Вот мой дед и копил, пока не потерял накопленное во время инфляции двадцатых годов. Позже он снова начал копить, и не только откладывал деньги, но, главное, подавлял свои желания, предполагая это иллюзорное отсутствие желаний и у своих детей; жена его – будучи женщиной – от роду о каких-либо желаниях и думать не смела.
Дед продолжал копить – до тех времён, когда детям понадобится выделить приданое для женитьбы или необходимое имущество для профессиональной деятельности. Употребить накопленное на их ОБУЧЕНИЕ – подобная мысль, особенно в отношении дочерей, просто не могла прийти ему в голову. Вековые страхи голи перекатной, для которой повсюду была чужбина, вошли также в плоть и кровь его сыновей, и, когда одному из них, скорее случайно, чем по принятому заранее решению, досталось бесплатное место в гимназии, он и нескольких дней не выдержал непривычной обстановки; ночью пешком прошагал он сорок километров из окружного центра домой, а там – была как раз суббота, когда обычно дом и двор приводились в порядок, – ни слова не говоря, принялся мести двор; шорох метлы на рассвете говорил сам за себя. Столяром он потом стал дельным и был вполне доволен судьбой.
Он и его старший брат погибли в самом начале второй мировой войны. Дед до войны продолжал копить и вновь потерял накопленное в безработицу тридцатых годов. Он копил, а значит: не пил, не курил и можно сказать не играл. Единственное, что он себе позволял, – это сыграть в карты в воскресенье; но и те деньги, которые он выигрывал – а играл он с умом и почти всегда бывал в выигрыше, – он откладывал, разве что совал самую мелкую монету детям. После войны он снова начал копить и копит поныне, будучи уже на пенсии.

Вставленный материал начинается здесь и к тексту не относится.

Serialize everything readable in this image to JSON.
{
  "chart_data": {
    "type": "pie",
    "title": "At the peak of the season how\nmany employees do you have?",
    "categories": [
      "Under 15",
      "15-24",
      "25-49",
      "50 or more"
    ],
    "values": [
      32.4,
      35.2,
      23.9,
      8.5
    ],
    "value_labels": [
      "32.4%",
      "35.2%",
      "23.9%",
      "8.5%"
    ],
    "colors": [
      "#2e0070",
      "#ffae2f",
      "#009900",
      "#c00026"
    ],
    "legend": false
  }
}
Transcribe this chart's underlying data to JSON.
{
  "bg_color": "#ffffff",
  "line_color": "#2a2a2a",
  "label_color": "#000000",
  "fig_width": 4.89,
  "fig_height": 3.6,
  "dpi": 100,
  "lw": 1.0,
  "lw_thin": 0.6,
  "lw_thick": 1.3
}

Его сыну, оставшемуся в живых, владельцу столярной мастерской, в которой заняты двадцать рабочих, нет нужды копить; он вкладывает деньги в дело; а это значит, что может пить и играть, в его положении это даже полагается. У него, в отличие от всю жизнь молчавшего, замкнувшегося в себе деда, благодаря этому несколько развязался язык, что он использует, представляя, как член общинного совета, захудалую маленькую партию, грезящую на основании великого прошлого о великом будущем.
Женщина, родившаяся в таких условиях, была заранее обречена. Можно сказать и утешительно: у неё по крайней мере не возникало страха перед будущим. Гадалки на храмовых праздниках предсказывали будущее по руке только парням, а у женщин какое будущее – смех, да и только.
Нет права на инициативу, всё заранее определено: первые заигрывания, смешки, смущение, позже первый раз несвойственное ей самообладание, которое входит в привычку, первые дети, недолгие минуты со всеми после возни на кухне, глухота к ней окружающих, её глухота к окружающим, привычка разговаривать с самой собой, больные ноги, расширение вен, а там беспокойный сон, рак матки, и со смертью исполнено предопределение. Всё это составляло элементы, детской игры, в которую охотно играли местные девочки: устала – очень устала – больна – тяжело больна – умерла.
Мать была предпоследней из пятерых детей. В школе она проявила себя умной девочкой, учителя давали о ней самые положительные отзывы, больше всего хвалили за аккуратный почерк; но школьные годы быстро кончились. Учение было как бы детской игрой; женщина получала положенное законом образование, но, став взрослой, обнаруживала его ненужность. Ей приходилось привыкать дома к будущим семейным обязанностям.
Да, страха она не испытывала, кроме естественного – в темноте и в грозу; и ощущала только переходы от тепла к холоду, от влаги к сухости, от душевного равновесия к недомоганию.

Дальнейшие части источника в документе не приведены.